Ryan Bundy, Dave’s brother stopped in the area in a van, but BLM rangers told him to leave, and that’s when things escalated.

Cliven Bundy referred to the incident during a news conference in front of Metro Police’s headquarters on Wednesday.

“You guys think I’m supposed to just love what happened,” Cliven Bundy said. 

As they Bundy and his supporters stood in front of the sheriff’s office, they made it a point to say that Sheriff Joe Lombardo failed to do his job in 2014.  Bundy doesn’t recognize the BLM as law enforcement, and says the sheriff needs to protect him.
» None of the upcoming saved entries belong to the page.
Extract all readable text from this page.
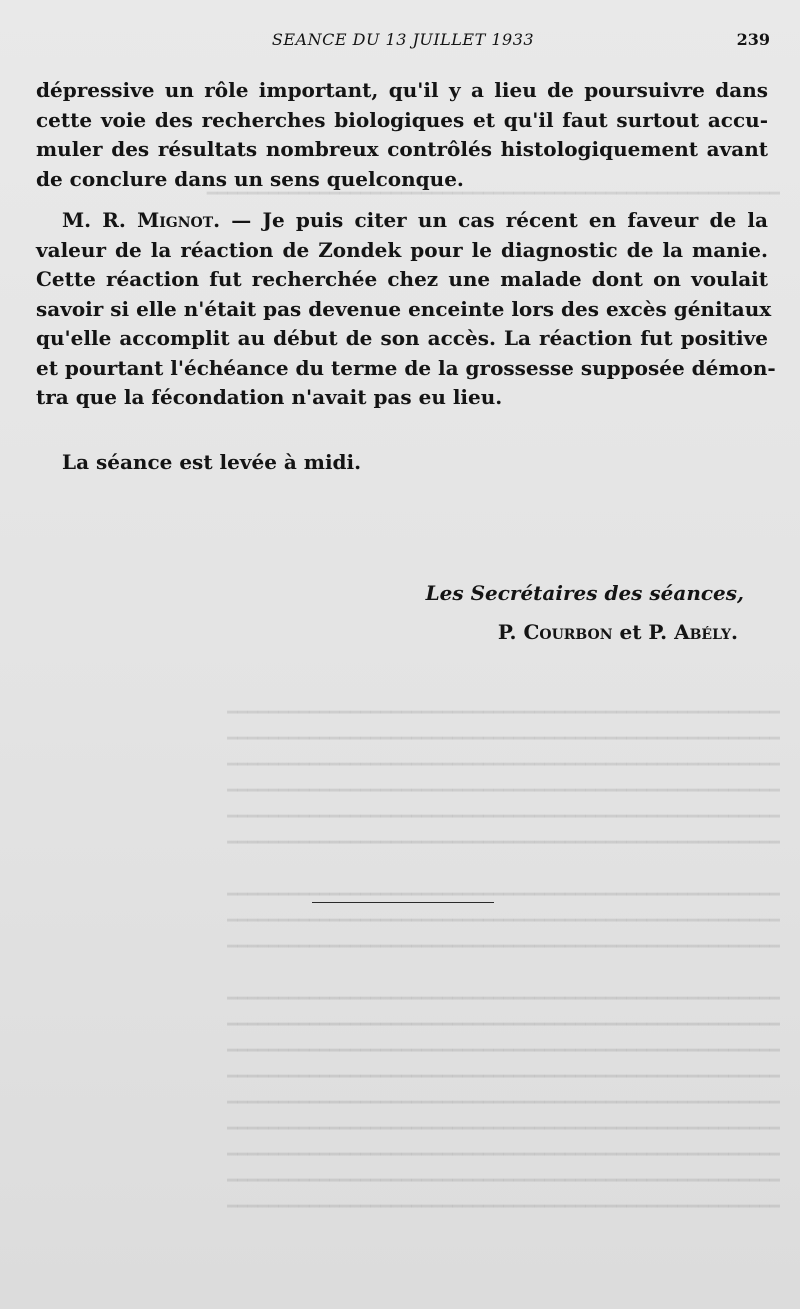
━━━━━━━━━━━━━━━━━━━━━━━━━━━━━━━━━━━━━━━━━━━━━━━━━━━━━━━━
━━━━━━━━━━━━━━━━━━━━━━━━━━━━━━━━━━━━━━━━━━━━━━━━━━━━━━
━━━━━━━━━━━━━━━━━━━━━━━━━━━━━━━━━━━━━━━━━━━━━━━━━━━━━━
━━━━━━━━━━━━━━━━━━━━━━━━━━━━━━━━━━━━━━━━━━━━━━━━━━━━━━
━━━━━━━━━━━━━━━━━━━━━━━━━━━━━━━━━━━━━━━━━━━━━━━━━━━━━━
━━━━━━━━━━━━━━━━━━━━━━━━━━━━━━━━━━━━━━━━━━━━━━━━━━━━━━
━━━━━━━━━━━━━━━━━━━━━━━━━━━━━━━━━━━━━━━━━━━━━━━━━━━━━━

━━━━━━━━━━━━━━━━━━━━━━━━━━━━━━━━━━━━━━━━━━━━━━━━━━━━━━
━━━━━━━━━━━━━━━━━━━━━━━━━━━━━━━━━━━━━━━━━━━━━━━━━━━━━━
━━━━━━━━━━━━━━━━━━━━━━━━━━━━━━━━━━━━━━━━━━━━━━━━━━━━━━

━━━━━━━━━━━━━━━━━━━━━━━━━━━━━━━━━━━━━━━━━━━━━━━━━━━━━━
━━━━━━━━━━━━━━━━━━━━━━━━━━━━━━━━━━━━━━━━━━━━━━━━━━━━━━
━━━━━━━━━━━━━━━━━━━━━━━━━━━━━━━━━━━━━━━━━━━━━━━━━━━━━━
━━━━━━━━━━━━━━━━━━━━━━━━━━━━━━━━━━━━━━━━━━━━━━━━━━━━━━
━━━━━━━━━━━━━━━━━━━━━━━━━━━━━━━━━━━━━━━━━━━━━━━━━━━━━━
━━━━━━━━━━━━━━━━━━━━━━━━━━━━━━━━━━━━━━━━━━━━━━━━━━━━━━
━━━━━━━━━━━━━━━━━━━━━━━━━━━━━━━━━━━━━━━━━━━━━━━━━━━━━━
━━━━━━━━━━━━━━━━━━━━━━━━━━━━━━━━━━━━━━━━━━━━━━━━━━━━━━
━━━━━━━━━━━━━━━━━━━━━━━━━━━━━━━━━━━━━━━━━━━━━━━━━━━━━━
SEANCE DU 13 JUILLET 1933	239
dépressive un rôle important, qu'il y a lieu de poursuivre dans
cette voie des recherches biologiques et qu'il faut surtout accu-
muler des résultats nombreux contrôlés histologiquement avant
de conclure dans un sens quelconque.
M. R. Mignot. — Je puis citer un cas récent en faveur de la
valeur de la réaction de Zondek pour le diagnostic de la manie.
Cette réaction fut recherchée chez une malade dont on voulait
savoir si elle n'était pas devenue enceinte lors des excès génitaux
qu'elle accomplit au début de son accès. La réaction fut positive
et pourtant l'échéance du terme de la grossesse supposée démon-
tra que la fécondation n'avait pas eu lieu.
La séance est levée à midi.
Les Secrétaires des séances,
P. Courbon et P. Abély.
“The only thing I can say is we ask and hope that he takes that position seriously and if he doesn’t, I guess we will replace him one way or the other,” Cliven Bundy said.

The 71-year-old became a free man Monday when a federal judge said prosecutors failed to turn over evidence which could have been helpful to the defense, including information about snipers.

“I just spent 700 days in their damn jail.  I’m a little bit upset about that sometimes,” Cliven Bundy said. “Now, I have to make the decision whether I’m gonna be bitter the rest of my life or whether I’m going to forgive them, but one thing is for sure, I’m gonna go back and ranch.”

Earlier in the day on Wednesday, several groups spoke out against Bundy and his supporters.

“Apparently it’s beneficial to be both armed and white,” said Chris Charles Scott, American Values Network. 

Fawn Douglas is an activist and a member of the Las Vegas Paiute Tribe.

“I do believe the land should be protected and we have worked for a very long time to get protections in place for that area,” Douglas said.

Bundy says if the federal government moved forward to take his cattle again — if the sheriff won’t protect him — there could be another round of what unfolded.  In response to Bundy, Metro sent the following statement:

“The Las Vegas Metropolitan Police Department and Sheriff Joe Lombardo respect the federal court’s decision in the Cliven Bundy case. Mr. Bundy has his own beliefs and has the right to express his opinion.  The LVMPD will continue to follow the law and has no further comment on this case.”